This Week's Mystery Plant

Dr. John B. Nelson
Curator, USC Herbarium

A couple of weeks ago we had "Golden Club," as a Mystery Plant…a native, aquatic member of the philodendron family. This week we have another philodendron relative, and I just couldn't resist.

This plant bloomed recently here in Columbia in the amazing backyard garden of Jenks Farmer. I had brought it to him about five years ago from Florida, as a volleyball-sized tuber, and he planted it. Every year since then, it has faithfully produced a single, colossal, palm-like leaf, about 5' tall. (Dr. Dan Nicholson, of the US National Herbarium at the Smithsonian Institution, and probably the world's leading authority on the philodendron family, has provided the identification for this thing.)

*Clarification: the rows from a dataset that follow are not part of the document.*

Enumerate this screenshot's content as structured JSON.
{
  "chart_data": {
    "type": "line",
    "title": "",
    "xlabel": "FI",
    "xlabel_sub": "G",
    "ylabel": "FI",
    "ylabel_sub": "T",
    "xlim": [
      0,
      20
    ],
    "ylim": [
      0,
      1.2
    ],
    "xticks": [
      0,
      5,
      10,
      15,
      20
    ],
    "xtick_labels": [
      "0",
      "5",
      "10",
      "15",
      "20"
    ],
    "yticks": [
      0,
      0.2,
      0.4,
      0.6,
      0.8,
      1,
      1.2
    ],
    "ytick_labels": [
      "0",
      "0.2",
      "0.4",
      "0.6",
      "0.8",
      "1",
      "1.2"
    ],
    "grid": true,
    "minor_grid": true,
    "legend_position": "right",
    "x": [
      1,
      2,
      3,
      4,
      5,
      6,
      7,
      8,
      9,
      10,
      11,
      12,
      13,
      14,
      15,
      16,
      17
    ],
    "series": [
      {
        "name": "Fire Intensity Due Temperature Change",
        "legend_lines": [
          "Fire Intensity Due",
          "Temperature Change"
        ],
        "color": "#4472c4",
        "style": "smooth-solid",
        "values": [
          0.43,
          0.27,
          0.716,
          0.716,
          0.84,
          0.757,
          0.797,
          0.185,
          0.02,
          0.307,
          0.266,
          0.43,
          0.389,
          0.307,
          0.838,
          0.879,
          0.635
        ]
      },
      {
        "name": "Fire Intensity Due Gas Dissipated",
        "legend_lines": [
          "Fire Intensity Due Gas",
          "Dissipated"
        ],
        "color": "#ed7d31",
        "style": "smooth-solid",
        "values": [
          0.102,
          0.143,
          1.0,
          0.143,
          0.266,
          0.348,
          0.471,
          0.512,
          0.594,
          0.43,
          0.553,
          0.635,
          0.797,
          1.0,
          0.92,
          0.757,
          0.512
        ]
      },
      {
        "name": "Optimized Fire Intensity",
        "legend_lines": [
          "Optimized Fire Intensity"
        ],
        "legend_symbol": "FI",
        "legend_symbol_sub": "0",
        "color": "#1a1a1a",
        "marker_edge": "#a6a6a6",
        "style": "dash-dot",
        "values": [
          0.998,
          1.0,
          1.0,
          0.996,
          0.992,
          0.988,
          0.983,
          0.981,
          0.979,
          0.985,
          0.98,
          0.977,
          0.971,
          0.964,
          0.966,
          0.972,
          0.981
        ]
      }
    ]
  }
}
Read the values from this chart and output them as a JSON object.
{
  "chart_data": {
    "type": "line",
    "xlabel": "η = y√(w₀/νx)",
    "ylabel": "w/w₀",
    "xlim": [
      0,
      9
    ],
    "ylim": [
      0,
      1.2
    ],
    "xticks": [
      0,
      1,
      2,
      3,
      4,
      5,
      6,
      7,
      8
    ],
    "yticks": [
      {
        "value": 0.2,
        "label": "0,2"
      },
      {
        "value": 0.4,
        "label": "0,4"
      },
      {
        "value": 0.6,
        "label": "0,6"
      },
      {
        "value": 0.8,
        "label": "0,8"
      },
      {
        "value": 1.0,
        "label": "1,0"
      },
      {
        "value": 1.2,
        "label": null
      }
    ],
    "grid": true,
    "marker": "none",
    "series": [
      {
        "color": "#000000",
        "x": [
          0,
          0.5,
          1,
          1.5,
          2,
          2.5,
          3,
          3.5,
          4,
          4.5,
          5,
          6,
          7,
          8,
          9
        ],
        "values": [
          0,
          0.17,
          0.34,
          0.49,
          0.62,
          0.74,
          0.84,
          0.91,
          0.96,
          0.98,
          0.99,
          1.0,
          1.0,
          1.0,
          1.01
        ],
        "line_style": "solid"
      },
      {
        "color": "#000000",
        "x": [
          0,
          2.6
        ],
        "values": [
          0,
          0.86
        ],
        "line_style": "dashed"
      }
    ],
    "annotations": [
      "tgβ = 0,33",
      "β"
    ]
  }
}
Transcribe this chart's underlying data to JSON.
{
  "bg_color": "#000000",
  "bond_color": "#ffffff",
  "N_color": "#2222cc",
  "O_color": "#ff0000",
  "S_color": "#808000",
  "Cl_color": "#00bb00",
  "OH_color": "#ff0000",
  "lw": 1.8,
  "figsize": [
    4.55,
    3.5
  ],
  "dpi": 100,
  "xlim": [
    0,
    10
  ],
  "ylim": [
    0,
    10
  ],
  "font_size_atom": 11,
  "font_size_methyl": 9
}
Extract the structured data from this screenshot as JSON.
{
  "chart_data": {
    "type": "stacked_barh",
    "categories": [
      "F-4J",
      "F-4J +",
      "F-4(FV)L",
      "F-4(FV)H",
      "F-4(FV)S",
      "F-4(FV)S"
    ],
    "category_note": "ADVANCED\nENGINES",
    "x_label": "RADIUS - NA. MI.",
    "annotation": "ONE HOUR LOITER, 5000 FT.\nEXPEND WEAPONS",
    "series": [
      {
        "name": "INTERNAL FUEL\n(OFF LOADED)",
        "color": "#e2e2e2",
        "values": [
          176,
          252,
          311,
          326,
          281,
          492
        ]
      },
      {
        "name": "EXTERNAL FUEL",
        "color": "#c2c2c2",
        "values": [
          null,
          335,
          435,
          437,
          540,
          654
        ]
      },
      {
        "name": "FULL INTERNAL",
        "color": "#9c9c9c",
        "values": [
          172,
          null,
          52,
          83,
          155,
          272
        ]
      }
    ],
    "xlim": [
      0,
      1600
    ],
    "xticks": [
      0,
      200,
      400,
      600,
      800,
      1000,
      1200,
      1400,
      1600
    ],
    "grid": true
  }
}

This year, Jenks' plant produced its first bloom. The "flower" is actually a massive inflorescence. A purplish-green stalk, about 3" in diameter, holds up a flowering spike which is surrounded by a shockingly purplish-red, fleshy bract (or "spathe"). The spike itself has many tiny female flowers at its base, and above those, a series of tiny male flowers. Above the flowers, the spike terminates in a prominently lurid, tapering sterile "appendage." True to its genus, this plant produced a strong stink, largely suggestive of a pile of dead rats. This makes sense, as flies and other carrion-loving insects visit and pollinate the flowers. The inflorescence lasts only a few days, soon collapsing and rotting, and then the plant will send up a single leaf.

This species is native to warm forests of Vietnam and southern China, and is otherwise widely grown as a curiosity. It is fairly easy to grow either in a greenhouse or outside, but if it blooms for you, be prepared for some raised eyebrows (and "held" noses).